Макару Степановичу стало как-то жутковато. Нет! Помирать в одиночестве он не будет! Надо дождаться Марусю во что бы то ни стало! Как же уходить в мир иной с грехом? А грешок, совершённый им в далёкой молодости, терзал его сознание, как колючий репей….

Сосредоточившись на одной мысли о покаянии, он не услышал, как открылась дверь и в комнату вошла Маруся. Её голос, прозвучавшей в тишине совсем неожиданно, заставил старика содрогнуться всем телом. Мысль о давнем грехе моментально упорхнула из сознания белой птицей!

- Макарушка, я тя щас сама лечить буду! Я знаю, што надоть делать! Ты знашь, я бегала до бабки Евдохи и рассказала ей о табе. Она не могёть приттить, потому как сама захворала, но зато научила меня своим знахарским премудростям!
«Бабкой Евдохой» называли в деревне Евдокию Степанову, местную знахарку-травницу девяноста двух лет. К ней-то и бегала Маруся за советом, потеряв надежду на выздоровление мужа.

Макар Степаныч смотрел непонимающим взглядом на возбуждённую жену, мельтешащую перед глазами, и с трудом соображал, о чём она «стрекочет»:
- Бабка Евдоха сказала, что ты кишки надорвал, а енту паскудную болячку можно из табя выгнать запросто! Надоть взять какую-нибудь глиняную плошку и наставить табе её на пуп. Щас, Макарушка, щас мой родненький, я табе помогу!
  Открыв дверцы старого буфета, Маруся нашла небольшую глиняную макитру объёмом с поллитра, и радостно мурлыча что-то себе под нос, шмыгнула в кухню. Послышался звук сминаемой газеты и шум от встряхивания спичечного коробка. Макар Степаныч насторожился: что удумала эта старушка? Её напористость привели его в замешательство.
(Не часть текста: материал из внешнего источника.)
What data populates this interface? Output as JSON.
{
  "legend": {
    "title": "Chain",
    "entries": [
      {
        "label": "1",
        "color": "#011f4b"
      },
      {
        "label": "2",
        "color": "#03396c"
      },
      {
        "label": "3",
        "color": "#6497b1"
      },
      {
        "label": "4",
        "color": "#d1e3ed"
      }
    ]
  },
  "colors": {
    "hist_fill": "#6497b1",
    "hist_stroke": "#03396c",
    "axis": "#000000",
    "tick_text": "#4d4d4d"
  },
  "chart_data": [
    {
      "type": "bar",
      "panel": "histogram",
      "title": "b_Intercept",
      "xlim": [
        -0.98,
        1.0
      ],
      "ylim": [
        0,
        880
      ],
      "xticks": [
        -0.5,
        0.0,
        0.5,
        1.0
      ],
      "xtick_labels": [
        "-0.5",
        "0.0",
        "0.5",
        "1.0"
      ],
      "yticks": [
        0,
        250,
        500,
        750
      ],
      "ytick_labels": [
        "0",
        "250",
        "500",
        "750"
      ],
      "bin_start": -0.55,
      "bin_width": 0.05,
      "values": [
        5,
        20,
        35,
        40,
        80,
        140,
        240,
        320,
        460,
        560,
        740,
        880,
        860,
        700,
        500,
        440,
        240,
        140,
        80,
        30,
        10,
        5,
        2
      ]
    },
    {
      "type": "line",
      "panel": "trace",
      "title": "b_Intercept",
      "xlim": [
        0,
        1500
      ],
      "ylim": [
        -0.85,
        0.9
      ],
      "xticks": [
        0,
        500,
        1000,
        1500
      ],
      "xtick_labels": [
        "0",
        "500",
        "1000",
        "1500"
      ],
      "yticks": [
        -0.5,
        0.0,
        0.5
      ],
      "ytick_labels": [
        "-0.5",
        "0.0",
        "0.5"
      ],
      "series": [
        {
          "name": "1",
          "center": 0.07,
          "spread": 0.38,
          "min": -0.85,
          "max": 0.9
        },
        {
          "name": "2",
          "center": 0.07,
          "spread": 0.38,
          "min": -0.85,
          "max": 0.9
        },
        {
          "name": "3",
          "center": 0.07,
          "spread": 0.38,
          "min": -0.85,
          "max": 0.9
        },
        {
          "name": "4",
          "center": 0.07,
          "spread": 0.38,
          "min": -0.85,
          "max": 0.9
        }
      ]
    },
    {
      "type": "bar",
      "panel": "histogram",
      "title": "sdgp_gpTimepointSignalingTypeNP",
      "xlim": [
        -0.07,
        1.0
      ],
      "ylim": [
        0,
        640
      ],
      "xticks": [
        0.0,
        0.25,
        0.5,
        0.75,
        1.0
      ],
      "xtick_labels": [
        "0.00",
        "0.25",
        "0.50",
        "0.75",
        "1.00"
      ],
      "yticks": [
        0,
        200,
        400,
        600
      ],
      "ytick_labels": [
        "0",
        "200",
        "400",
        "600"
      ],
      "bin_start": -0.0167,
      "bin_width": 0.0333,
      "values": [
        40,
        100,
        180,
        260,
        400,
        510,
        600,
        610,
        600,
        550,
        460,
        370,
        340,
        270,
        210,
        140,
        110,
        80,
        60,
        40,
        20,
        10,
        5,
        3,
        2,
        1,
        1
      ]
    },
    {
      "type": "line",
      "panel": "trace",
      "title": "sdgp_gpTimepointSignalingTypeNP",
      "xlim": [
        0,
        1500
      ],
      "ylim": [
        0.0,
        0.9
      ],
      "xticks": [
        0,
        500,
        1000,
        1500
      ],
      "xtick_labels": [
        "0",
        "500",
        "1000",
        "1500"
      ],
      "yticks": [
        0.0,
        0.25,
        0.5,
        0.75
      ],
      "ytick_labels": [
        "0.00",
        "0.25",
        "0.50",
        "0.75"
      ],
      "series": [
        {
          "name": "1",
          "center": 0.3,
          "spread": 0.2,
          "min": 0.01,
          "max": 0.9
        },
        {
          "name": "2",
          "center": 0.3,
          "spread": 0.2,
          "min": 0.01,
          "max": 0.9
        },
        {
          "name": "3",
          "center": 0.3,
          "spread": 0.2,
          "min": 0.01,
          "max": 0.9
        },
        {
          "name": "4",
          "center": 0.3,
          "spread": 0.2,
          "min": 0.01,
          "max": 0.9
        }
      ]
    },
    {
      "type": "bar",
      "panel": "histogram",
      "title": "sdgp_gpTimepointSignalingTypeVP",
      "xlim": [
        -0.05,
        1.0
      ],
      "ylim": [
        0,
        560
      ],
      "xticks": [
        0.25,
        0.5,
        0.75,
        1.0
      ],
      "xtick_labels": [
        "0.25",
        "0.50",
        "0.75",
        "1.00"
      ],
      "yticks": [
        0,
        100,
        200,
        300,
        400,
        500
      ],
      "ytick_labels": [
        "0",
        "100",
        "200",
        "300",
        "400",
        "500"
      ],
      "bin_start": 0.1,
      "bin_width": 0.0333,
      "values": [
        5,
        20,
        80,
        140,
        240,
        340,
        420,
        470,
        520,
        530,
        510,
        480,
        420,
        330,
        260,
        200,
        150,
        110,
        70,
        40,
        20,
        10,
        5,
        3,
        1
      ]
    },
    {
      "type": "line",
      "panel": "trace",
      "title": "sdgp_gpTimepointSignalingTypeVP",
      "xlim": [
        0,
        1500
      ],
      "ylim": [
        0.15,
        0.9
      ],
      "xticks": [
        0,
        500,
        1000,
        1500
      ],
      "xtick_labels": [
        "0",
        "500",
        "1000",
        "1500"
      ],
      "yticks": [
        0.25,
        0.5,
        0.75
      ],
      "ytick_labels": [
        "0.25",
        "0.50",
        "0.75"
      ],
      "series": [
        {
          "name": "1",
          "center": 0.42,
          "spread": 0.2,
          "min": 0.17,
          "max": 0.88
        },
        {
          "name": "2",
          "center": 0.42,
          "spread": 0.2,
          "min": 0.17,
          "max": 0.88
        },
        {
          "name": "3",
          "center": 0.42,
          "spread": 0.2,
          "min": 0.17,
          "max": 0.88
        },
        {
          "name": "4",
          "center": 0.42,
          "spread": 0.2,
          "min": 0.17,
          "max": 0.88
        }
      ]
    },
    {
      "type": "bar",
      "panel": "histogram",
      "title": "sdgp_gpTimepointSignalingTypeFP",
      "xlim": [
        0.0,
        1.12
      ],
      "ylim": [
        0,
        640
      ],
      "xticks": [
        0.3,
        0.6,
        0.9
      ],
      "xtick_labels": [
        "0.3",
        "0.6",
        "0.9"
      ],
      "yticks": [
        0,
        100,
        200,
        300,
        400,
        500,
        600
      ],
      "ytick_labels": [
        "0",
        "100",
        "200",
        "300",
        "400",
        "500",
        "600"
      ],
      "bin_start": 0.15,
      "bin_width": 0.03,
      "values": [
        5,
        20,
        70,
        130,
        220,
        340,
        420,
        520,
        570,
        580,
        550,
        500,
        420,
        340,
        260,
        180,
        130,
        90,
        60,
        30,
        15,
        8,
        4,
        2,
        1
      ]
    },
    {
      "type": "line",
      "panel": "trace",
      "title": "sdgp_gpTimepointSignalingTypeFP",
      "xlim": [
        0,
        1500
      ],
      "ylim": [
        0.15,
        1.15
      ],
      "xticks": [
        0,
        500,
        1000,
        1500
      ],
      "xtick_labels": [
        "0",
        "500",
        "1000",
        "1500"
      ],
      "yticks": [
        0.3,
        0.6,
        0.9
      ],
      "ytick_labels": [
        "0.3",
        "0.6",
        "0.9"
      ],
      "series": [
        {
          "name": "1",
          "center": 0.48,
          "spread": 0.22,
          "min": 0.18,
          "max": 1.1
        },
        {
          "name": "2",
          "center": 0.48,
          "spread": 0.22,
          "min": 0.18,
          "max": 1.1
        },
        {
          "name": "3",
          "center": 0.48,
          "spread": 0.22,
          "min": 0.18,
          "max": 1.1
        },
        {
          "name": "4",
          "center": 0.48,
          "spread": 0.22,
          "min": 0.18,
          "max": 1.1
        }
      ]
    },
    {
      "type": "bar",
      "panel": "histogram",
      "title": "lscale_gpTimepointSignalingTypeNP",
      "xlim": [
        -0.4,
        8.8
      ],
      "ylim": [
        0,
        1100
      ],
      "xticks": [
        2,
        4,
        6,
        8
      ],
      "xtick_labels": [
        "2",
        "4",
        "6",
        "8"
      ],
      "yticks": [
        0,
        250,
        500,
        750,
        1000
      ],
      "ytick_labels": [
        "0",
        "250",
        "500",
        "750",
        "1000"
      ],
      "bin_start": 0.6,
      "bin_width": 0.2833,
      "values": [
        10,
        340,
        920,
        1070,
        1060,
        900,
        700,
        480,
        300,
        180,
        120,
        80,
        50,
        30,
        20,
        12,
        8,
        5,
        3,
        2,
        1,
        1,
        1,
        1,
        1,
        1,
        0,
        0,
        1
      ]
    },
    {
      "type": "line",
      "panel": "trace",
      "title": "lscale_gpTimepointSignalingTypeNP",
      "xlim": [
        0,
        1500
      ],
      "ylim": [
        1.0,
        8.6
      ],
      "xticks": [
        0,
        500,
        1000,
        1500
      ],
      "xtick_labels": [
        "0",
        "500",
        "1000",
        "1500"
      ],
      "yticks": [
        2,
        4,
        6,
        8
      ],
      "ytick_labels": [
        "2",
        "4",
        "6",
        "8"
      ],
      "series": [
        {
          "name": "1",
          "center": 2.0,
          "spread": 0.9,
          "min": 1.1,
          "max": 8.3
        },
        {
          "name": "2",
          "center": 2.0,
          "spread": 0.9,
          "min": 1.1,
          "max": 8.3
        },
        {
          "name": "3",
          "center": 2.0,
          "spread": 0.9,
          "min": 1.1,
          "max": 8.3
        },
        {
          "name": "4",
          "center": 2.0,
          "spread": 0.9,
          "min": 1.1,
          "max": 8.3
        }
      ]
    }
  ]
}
- Нет, пожалуй-ка, повременю я с покаянием. Может статься, рановато ишо признаваться в своих грехах-то. От этой неугомонной бабы што угодно можно ожидать! А ну, как и вправду вылечить? А я, как дурень, прямо таки и выложу ей всю подноготную про себя?

Маруся, одержимая великим желанием исцелить мужа, торжественно подошла к кровати и «масляным» голосом попросила его встать:
- Макарушка, мне надоть посмотреть на твой пуп! Подымись, Христа ради, и встань у кровати.
- Марусь, а у табя с головой-то всё в порядке?У мяня нутро болить, а не наружность! На што табе мой пуп? Может, табе ишо и портки снять?
- Нет, в портках не на што смотреть, ежели токмо через лупу сморчок вяленый рассматривать!А на кой ляд он мне нужон? Мне пуп надобно рассмотреть! – шутливо прощебетала жена.

- Вот бесова душа, што удумала – лупу ей надоть! Как пятерых мужиков подряд «сыпала» - так в лупе не було нужды, а как отпала нужда рожать-то, так лупу ей подавайте! - обиженно пробубнил Макар Степаныч, но всё же покорился жене и с трудом встал с кровати. Внутреннее чутьё подсказывало ему, что эта женщина узнала действительно что-то важное, что может вернуть его к жизни.
Маруся наклонилась и внимательно присмотрелась к пупку мужа.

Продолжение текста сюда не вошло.